Justin Verlander of the Houston Astros will start tonight's Major League Baseball All-Star Game for the American League. He's in the news for more than that, though. Monday, he told ESPN that the huge rise in home runs this season is due to the fact that the 2019 baseball is what he called "a f-ing joke." Many other players and commentators have questioned whether the ball is "juiced" — that is, made so that it travels farther and faster.
"So, however they are making or creating the baseballs ... they're coming up with a rounder baseball."
Sports data scientist Meredith Wills. With a doctorate in astrophysics, her first studies were in publications like the Astrophysical Journal and Solar Physics. But her most recent research, on the 2019 baseball, appeared June 25th in the online sports publication the Athletic.
So how do you make a baseball that's rounder than other baseballs? Wills got her hands on 39 Major League baseballs used in 2019. Compared with last year's ball, "The laces are thinner... the leather is substantially smoother... any one of these changes will make the aerodynamics of the ball better, they will decrease the drag.
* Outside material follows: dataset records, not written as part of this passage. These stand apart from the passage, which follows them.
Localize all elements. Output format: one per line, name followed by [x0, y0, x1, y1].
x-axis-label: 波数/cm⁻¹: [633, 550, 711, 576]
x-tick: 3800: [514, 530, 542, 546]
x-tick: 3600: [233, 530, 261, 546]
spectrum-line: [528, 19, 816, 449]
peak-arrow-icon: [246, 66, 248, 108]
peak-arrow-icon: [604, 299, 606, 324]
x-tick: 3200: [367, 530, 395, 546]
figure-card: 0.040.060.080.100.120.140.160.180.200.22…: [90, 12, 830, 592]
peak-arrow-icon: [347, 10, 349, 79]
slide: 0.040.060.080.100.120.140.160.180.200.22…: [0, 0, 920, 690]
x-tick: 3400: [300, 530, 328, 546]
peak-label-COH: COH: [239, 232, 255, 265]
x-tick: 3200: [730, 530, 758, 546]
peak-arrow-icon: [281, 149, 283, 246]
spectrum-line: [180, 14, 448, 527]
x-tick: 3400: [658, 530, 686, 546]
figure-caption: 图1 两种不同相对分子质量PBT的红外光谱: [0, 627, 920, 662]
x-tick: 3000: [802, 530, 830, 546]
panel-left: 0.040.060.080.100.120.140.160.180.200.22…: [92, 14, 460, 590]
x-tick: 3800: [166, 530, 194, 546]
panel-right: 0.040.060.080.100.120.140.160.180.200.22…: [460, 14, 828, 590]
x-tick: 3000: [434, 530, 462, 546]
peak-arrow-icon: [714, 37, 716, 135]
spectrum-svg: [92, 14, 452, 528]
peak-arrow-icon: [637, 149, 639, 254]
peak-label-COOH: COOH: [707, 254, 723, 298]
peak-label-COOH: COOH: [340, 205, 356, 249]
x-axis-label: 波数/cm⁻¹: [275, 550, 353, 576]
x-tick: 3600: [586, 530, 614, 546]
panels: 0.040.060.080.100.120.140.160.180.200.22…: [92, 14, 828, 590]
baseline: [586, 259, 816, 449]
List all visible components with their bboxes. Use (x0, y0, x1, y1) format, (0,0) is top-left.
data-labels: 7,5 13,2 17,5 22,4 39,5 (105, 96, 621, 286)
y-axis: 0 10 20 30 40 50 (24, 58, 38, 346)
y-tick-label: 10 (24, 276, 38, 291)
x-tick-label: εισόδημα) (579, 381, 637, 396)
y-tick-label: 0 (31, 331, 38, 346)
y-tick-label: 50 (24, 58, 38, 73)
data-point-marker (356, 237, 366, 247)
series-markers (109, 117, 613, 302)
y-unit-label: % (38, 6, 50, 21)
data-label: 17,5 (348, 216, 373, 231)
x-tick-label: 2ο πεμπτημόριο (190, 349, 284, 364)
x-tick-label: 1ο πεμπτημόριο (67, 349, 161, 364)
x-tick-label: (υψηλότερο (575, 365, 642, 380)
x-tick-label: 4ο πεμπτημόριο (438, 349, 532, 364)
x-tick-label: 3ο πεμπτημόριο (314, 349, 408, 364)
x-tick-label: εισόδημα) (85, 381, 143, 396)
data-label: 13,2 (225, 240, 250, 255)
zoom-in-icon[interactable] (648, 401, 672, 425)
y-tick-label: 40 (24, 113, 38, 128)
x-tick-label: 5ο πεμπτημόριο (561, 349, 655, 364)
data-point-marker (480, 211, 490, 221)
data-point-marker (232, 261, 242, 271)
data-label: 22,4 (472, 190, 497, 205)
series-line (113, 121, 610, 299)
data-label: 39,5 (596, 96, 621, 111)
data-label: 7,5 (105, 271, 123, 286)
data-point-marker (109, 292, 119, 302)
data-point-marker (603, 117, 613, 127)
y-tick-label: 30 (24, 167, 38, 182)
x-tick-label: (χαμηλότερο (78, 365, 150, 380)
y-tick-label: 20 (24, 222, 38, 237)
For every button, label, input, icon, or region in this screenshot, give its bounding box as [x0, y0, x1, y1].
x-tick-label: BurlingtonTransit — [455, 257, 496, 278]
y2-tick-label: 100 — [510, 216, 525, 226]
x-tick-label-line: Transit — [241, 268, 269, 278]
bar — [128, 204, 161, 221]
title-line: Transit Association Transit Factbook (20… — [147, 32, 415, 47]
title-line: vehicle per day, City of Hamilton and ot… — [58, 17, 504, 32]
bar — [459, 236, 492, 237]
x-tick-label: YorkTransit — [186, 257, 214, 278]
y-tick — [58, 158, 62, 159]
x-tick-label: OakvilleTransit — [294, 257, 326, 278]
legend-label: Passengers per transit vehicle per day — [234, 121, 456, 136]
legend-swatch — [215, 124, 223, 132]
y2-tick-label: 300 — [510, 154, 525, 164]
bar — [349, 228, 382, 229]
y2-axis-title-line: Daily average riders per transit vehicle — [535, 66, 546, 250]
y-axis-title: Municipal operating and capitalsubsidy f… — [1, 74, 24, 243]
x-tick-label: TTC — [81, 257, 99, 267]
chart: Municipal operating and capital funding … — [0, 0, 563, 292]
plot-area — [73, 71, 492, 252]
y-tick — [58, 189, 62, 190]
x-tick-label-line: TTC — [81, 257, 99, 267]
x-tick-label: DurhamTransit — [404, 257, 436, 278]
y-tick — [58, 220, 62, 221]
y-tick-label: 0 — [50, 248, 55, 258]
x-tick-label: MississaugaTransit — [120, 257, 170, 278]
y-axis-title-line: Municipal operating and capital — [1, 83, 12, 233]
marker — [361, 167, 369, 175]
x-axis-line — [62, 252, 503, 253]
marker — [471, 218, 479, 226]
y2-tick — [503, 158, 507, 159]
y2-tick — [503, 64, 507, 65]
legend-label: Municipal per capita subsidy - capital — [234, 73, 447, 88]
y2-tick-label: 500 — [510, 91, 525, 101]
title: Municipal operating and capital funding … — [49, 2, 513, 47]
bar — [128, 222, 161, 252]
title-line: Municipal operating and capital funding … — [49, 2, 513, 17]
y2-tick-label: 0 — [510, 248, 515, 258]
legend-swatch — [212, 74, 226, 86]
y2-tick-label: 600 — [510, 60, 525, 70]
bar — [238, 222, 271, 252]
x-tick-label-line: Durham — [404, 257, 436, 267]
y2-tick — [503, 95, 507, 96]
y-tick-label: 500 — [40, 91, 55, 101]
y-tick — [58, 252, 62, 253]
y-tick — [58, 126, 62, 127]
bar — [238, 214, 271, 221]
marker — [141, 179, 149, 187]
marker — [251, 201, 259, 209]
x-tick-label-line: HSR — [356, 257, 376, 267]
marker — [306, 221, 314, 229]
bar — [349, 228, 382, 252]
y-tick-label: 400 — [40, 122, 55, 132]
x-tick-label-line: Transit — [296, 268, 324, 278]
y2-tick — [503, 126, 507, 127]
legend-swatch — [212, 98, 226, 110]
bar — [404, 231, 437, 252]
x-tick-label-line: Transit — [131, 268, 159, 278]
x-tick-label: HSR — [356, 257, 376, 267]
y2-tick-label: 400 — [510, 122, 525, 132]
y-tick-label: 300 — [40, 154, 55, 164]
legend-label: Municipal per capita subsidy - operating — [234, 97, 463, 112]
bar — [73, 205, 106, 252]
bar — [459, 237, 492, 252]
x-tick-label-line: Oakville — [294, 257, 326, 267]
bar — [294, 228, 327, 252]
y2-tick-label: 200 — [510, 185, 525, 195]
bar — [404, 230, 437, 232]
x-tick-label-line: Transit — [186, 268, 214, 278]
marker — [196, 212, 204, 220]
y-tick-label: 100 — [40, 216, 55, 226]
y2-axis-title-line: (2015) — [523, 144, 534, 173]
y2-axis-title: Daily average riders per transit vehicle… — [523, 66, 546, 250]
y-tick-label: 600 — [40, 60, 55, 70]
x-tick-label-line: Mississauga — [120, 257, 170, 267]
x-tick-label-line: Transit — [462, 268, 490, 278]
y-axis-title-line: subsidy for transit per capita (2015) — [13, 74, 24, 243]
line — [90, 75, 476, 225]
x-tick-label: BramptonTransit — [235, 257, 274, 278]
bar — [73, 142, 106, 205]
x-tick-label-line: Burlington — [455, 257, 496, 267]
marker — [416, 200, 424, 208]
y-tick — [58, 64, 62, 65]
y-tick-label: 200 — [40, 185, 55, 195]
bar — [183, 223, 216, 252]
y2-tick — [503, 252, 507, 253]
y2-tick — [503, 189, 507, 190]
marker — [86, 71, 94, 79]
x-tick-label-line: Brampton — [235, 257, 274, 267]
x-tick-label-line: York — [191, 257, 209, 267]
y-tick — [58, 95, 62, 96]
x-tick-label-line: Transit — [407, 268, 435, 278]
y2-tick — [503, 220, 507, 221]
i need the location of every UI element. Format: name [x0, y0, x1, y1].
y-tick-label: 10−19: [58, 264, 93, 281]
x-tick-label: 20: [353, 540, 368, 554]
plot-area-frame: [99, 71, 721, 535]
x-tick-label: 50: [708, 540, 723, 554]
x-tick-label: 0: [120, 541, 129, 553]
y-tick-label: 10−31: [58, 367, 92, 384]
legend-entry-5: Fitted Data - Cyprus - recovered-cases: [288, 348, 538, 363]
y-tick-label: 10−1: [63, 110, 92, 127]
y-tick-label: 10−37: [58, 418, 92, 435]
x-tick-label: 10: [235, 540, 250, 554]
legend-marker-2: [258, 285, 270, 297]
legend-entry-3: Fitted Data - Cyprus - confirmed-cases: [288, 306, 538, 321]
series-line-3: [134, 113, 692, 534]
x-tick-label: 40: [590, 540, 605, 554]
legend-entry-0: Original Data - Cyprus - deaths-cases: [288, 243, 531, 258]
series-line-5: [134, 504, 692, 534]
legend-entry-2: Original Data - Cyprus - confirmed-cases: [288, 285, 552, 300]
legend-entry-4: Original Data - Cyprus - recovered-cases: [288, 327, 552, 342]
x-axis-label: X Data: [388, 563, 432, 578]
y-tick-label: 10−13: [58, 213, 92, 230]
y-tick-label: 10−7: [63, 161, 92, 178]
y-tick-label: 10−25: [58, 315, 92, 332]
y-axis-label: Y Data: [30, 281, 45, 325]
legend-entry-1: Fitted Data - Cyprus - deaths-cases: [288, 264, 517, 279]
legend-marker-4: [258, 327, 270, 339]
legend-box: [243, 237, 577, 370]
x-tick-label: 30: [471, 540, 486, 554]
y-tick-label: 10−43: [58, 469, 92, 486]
So the way to think of it is that the ball doesn't slow down as quickly when it's traveling through the air, which means that it stays faster longer, which means it's able to travel farther."
Which could account for part of why the players are on pace to hit more than 6,600 homers this year, up from 5,585 last year. Hitters are clearly also changing their swing plane to try to hit more homers, which is probably also a factor. But another indicator of less drag on the ball is home run distance. Wills notes that 82 home runs went at least 450 feet in 2018. This year has already seen 84 of that distance, with almost half a season to play.
The changes in the ball also make it harder for the pitchers to manipulate it. "There are two problems: one is that it becomes harder to grip the ball in a way that allows you to spin it enough to get break, and then the other one is that the height of the seams themselves can affect how much the ball does break, assuming you get it up to the same spin."
Last year, Major League Baseball bought Rawlings, the company that makes the baseballs. So don't be surprised if next year's ball is once again ever-so-slightly less round—to give pitchers a square deal.
For Scientific American — 60-Second Science. I'm Steve Mirsky.